Summer Reading

I have not read something new on the New Deal in some time, so I turned with some anticipation to Ira Katznelson’s Fear Itself: The New Deal and the Origins of Our Times as one (of many) books I am reading this summer. It is a wonderfully interesting analysis that devotes a good deal of coverage to the New Deal’s accommodations with Southern Democrats. A sample quote:

“In embracing features of planning that had been identified mainly with the radical program of the Bolsheviks, in supporting features of corporatism that principally had been associated with Fascist Italy, and in backing the delegation of great power to administrative agencies that regulated the private economy in a manner that had a family resemblance to the active economic project of Nazi Germany, the South helped to show that each of these policies could be turned in a democratic, not totalitarian, direction.”

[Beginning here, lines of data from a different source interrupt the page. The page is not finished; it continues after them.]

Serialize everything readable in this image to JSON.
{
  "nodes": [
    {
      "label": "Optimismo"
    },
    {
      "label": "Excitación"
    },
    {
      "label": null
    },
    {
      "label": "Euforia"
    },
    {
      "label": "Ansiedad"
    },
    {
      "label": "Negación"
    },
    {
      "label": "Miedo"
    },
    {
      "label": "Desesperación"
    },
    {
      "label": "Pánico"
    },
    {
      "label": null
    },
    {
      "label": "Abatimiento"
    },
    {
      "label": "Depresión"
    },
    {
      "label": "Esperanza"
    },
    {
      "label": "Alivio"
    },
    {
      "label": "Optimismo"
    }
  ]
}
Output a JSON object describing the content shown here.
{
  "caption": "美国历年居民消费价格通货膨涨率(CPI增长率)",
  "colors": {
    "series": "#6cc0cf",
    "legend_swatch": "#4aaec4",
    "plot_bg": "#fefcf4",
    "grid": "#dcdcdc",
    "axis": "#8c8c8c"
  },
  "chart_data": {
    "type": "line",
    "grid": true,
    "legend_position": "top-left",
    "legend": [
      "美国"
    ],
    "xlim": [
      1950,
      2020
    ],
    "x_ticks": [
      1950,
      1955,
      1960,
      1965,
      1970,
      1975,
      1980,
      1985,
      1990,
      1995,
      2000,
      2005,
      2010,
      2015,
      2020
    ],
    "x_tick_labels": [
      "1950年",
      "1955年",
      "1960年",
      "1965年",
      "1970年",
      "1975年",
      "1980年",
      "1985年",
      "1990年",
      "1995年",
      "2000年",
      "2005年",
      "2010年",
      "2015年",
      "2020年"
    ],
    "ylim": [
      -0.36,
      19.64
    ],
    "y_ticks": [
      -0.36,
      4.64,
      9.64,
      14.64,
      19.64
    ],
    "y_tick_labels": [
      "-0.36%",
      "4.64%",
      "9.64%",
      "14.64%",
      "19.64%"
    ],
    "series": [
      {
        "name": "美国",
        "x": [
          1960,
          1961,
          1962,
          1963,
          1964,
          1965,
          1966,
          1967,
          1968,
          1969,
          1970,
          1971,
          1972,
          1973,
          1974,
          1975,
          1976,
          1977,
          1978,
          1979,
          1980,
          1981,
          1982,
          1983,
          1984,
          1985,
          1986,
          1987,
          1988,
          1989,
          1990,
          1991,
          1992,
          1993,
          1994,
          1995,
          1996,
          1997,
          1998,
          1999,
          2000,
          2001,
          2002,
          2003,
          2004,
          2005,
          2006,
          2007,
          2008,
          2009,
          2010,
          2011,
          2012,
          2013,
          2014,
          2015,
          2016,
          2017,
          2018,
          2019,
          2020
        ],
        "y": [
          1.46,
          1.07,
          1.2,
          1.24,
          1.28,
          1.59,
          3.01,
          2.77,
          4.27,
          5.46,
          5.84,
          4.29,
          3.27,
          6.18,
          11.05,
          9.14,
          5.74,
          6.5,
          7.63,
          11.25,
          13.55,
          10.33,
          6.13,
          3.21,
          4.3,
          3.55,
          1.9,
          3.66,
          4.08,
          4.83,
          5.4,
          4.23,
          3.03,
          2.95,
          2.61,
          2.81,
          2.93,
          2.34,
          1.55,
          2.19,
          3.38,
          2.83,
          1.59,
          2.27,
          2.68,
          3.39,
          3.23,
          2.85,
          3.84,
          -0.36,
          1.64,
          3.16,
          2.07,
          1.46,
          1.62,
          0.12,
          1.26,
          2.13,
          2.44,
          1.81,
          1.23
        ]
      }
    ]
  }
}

Of course, Southern legislators who controlled the most important committee chairmanships, extracted a high price:

“As economic legislation advanced, they fortified Jim Crow by making certain that southern employers could continue to draw without hindrance on the still-enormous supply of inexpensive and vulnerable black labor. They did so by ensuring that key New Deal bills on subjects sensitive for the South, such as labor relations, would be adapted to meet the test of not disturbing the region’s racial structure. The main techniques by which this goal was accomplished were a decentralization of responsibility that placed administrative discretion in the hands of state and local officials whenever possible, a recognition in law of regional differentials in wage levels, and the exclusion of maids and farmworkers–fully two thirds of southern black employees–from key New Deal programs” (all quotes, pp. 162-63).

The book could be a bit more critical of the performance on the New Deal programs (for those who are interested, Amity Shaes’ The Forgotten Man provides a pretty compelling account). But the Katznelson volume provides the best analysis I have seen of the role of race in shaping the New Deal and the incredible uncertainty faced by policymakers and citizens during the period in question.